At approximately 08:08 UTC on 12 November 2022, our platform stopped processing SMS delivery receipts. We fully restored receipt processing at 17:01 UTC on the same day.

During this time, customers may have experienced some of the following issues:

  • Webhooks with SMS receipts would have been delayed
  • Any SMS reports in our platform would have been delayed.

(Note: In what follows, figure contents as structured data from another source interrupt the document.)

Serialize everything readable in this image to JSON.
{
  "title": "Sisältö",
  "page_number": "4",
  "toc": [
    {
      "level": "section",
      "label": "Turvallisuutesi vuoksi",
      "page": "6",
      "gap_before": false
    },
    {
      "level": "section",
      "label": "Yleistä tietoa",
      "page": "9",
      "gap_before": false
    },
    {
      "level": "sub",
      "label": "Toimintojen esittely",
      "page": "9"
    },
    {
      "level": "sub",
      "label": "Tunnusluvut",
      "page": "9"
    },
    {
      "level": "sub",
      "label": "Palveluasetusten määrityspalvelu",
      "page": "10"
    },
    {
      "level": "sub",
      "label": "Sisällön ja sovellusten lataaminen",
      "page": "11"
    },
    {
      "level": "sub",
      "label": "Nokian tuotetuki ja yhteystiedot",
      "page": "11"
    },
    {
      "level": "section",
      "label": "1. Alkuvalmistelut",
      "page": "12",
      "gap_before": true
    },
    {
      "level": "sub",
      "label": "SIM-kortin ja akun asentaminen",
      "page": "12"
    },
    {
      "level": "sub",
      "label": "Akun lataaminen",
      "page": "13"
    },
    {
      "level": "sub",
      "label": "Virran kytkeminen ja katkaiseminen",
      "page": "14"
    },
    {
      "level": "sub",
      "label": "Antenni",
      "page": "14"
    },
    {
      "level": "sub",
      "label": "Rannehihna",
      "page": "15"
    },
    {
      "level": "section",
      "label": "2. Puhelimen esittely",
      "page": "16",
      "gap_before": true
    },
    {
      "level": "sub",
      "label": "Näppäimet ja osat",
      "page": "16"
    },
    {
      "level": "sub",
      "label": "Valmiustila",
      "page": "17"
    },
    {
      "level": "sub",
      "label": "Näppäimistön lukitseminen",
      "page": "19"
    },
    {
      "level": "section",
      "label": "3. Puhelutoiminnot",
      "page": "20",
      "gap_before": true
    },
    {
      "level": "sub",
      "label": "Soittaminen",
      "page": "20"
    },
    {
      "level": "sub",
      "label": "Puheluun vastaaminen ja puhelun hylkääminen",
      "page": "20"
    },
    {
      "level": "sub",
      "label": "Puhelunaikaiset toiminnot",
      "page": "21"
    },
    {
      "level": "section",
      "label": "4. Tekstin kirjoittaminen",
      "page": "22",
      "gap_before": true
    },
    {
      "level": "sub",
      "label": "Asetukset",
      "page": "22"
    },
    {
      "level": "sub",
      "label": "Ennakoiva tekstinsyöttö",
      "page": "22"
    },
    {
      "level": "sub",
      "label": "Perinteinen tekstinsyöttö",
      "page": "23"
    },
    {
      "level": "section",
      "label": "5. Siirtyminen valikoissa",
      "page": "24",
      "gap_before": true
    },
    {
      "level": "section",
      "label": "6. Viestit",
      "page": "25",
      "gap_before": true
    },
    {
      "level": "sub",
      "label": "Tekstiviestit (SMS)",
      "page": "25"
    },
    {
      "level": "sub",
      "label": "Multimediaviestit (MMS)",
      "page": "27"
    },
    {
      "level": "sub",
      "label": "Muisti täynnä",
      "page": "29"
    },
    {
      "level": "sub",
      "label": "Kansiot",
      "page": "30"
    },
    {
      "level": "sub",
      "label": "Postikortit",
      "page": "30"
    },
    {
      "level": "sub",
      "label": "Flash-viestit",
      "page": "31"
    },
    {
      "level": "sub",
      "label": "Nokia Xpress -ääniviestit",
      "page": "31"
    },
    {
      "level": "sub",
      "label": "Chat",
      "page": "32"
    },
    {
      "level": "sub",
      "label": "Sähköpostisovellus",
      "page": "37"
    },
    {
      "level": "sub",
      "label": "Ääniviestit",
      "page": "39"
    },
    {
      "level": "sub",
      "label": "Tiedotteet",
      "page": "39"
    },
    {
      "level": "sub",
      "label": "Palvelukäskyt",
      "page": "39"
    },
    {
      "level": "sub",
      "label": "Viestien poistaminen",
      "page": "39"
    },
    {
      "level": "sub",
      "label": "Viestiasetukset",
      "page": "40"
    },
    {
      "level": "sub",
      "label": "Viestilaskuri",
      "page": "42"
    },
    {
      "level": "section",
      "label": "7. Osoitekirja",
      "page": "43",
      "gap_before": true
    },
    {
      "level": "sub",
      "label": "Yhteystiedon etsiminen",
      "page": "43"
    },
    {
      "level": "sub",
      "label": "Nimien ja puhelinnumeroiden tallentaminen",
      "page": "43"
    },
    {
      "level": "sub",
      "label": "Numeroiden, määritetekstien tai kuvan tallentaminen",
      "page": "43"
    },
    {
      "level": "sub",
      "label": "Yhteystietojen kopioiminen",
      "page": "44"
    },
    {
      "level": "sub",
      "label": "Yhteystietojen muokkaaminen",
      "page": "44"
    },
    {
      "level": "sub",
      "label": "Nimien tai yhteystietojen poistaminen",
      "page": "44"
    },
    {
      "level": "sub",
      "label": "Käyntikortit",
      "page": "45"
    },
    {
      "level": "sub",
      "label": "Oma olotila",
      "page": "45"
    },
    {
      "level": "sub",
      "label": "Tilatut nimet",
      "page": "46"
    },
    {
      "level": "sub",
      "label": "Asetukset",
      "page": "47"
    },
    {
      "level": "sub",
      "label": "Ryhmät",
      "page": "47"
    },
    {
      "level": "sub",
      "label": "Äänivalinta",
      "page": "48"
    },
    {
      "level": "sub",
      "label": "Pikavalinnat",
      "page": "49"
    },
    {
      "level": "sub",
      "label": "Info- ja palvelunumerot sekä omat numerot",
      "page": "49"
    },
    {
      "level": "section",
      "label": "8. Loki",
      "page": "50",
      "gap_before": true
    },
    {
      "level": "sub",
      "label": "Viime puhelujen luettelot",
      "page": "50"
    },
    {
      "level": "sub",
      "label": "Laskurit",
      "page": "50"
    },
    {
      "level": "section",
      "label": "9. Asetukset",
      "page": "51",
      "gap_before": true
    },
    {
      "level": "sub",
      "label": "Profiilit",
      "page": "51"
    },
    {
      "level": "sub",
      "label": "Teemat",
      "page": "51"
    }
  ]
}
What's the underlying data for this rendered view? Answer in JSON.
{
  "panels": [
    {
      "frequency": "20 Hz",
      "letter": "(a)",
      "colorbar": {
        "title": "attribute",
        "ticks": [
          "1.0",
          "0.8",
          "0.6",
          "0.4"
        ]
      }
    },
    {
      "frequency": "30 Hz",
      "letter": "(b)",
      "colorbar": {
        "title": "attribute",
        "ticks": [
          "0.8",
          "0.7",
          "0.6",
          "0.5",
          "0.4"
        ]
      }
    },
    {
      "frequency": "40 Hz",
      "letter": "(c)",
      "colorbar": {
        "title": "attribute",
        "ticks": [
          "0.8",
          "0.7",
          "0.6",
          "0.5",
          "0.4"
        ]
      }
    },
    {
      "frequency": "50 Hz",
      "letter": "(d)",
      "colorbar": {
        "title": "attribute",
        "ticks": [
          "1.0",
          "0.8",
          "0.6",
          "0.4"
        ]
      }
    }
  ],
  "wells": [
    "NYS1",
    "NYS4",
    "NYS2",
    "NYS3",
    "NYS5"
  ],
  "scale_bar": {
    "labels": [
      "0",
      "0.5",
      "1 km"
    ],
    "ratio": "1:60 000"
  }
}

This issue only impacted SMS delivery receipts and some SMS reporting. SMS sending and delivery to handsets were unaffected by this issue and continued as usual.

Root Cause:

Although receipts flowed into our database, our processing pipeline had unexpectedly stalled. This meant we weren’t forwarding receipts to the various parts of our platform which rely on them.

Mitigation:

The timeline (in UTC) for resolving this issue was:

  • 14:10: We noticed the issue with SMS receipts and began investigations
  • 16:00: We determined the issue related to job scheduling and the programming unit responsible for processing receipts
  • 16:30: We resolved the issue with job scheduling. Following this, we needed to finetune the process in order to handle the backlog of receipts that had accumulated
  • 16:50: We completed the process tuning work and the backlog of receipts began to clear
  • 17:00: The backlog had been processed and receipts were being processed as normal/expected. The issue was fully resolved at this point.

Next Steps:

In order to prevent this issue from reoccurring, we’ll:

  • Implement additional monitoring on the existing receipt processing pipeline to detect if this particular failure mode happens again
  • Prepare a plan to re-architect the processing pipeline to determine if there’s a better model available.
Posted Nov 14, 2022 - 15:50 GMT

Resolved
We’ve monitored the situation for some time now and we’re confident this issue is fully resolved.
Sorry it happened and for the interruption it caused. We’re going to write a report to share the specific details of today’s issue. We’ll attach it here when it’s ready.
Posted Nov 12, 2022 - 17:28 GMT
Monitoring
We applied a fix a few minutes ago. The great news is we're now seeing immediate and sustained improvements with SMS delivery receipts.
Thanks for your patience while we worked on this problem.
We'll monitor the situation from here and post a final update once we're totally satisfied it's resolved.
Posted Nov 12, 2022 - 17:09 GMT
Identified
Our teams have isolated the issue this side, and we’re now taking care of the problem.
Thanks for your patience, everyone. Normal Service will resume as soon as possible.
Posted Nov 12, 2022 - 16:49 GMT
Investigating
We are currently experiencing delays processing delivery receipts for SMS sends. Although our platform is delivering SMS quickly and as normal, there is a backlog in marking those deliveries as complete. We are investigating this issue.
Posted Nov 12, 2022 - 16:26 GMT